Successfully built example
vyasr commented 1 month ago

I think you're probably right that CMAKE_PREFIX_PATH and CMAKE_MODULE_PATH aren't good examples here though because we may not support setting them in this way without conflicting with scikit-build-core's methods of setting them. The more general question is, how do you set any variable via SKBUILD_CMAKE_ARGS that could be a list? It doesn't have to be a built-in CMake variable or property, it could be something that is specific to your build e.g. SKBUILD_CMAKE_ARGS="-DMY_VAR='a;b;c;'".

LecrisUT commented 1 month ago

But for the case of SKBUILD_CMAKE_ARGS we want to encourage the usage of SKBUILD_CMAKE_DEFINE and we have documented that an escape \ is needed ^1 although indeed an example for passing a list and list-of-list is missing. Would be pretty straightforward to expand the documentation there. Defining a specific environment variable to listen to should be supported though:

[tool.scikit-build.cmake.define]
SOME_DEFINE = {env="SOME_DEFINE", default="EMPTY"}

But I think what you really want there is to parse the quotation marks in -D<Var>="<Value>" and pass the contents as-is. Could be quite a complication to do the escaping, wonder if there is some more clever way of doing it. Maybe using argparse and white space as separators instead?

vyasr commented 1 month ago

Before @henryiii updated #727 to use shlex (which was a great solution in that case) I was using a regex to capture this. In this instance maybe that's the only way forward? Regular expressions do seem like the right tool in this case; I am skeptical that any parsing engine we tried to build would be any more foolproof or less complicated.

LecrisUT commented 1 month ago

What about deprecating the ; split syntax?
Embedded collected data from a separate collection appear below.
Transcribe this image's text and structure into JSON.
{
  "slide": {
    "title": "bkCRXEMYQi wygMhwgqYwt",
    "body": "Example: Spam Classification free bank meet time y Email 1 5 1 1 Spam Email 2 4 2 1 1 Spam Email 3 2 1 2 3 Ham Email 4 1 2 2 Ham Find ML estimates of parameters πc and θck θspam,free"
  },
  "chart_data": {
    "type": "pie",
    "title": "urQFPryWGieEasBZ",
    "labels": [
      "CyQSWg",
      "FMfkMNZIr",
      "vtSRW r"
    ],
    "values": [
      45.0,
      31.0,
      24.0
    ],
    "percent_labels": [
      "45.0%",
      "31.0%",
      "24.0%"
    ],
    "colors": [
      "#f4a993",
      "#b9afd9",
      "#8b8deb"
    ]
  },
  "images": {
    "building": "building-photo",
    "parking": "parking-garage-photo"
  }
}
Internally it should work fine if we change the splitting there to also be shlex. Or we could do both, try a regex for the ; split and then do shlex on top.

Do you have a regex101 link of the regex you think of using to test some edge cases?

vyasr commented 1 month ago

How about something like this?

In [25]: import re
    ...: cmake_args = "-DCMAKE_PREFIX_PATH='/path/to/a;/path/to/b';-DCMAKE_MODULE_PATH='/path/to/c;/path/to/d'"
    ...: [x for x in re.split('''((?:[^;"']|"[^"]*"|'[^']*')+)''', cmake_args) if (stripped := x.strip()) and not re.match(";+", stripped)]
Out[25]: 
["-DCMAKE_PREFIX_PATH='/path/to/a;/path/to/b'",
 "-DCMAKE_MODULE_PATH='/path/to/c;/path/to/d'"]

https://regex101.com/r/auHBbH/1

vyasr commented 1 month ago

I'm not sure what syntax you're suggesting to deprecate since the core syntax is CMake's and not SKBC's.

LecrisUT commented 1 month ago

The deprecation would be in your example the ; between -DCMAKE_PREFIX_PATH and -DCMAKE_MODULE_PATH

haampie commented 2 weeks ago

Since I just opened and closed #944, let me add to this:

  1. Use of CMAKE_PREFIX_PATH is required in certain package managers like Nix, Guix, Spack where every package (python or not) lives in its own prefix, and pip is not used to setup the build dependencies, but Nix/Guix/Spack is.
  2. The good old way of shlex.split(os.environ.get("SKBUILD_CMAKE_DEFINE")) is both simpler and more robust, this is what scikit-build did.

I guess a better solution would be in the style of #944 where parsing is avoided by passing -Ccmake.define.FOO=BAR. For --debug-find (which I would really like to be able to use...) that does not suffice.

Can I instead have -Ccmake.arg=--debug-find and -Ccmake.arg=-DFOO:BOOL=BAR etc?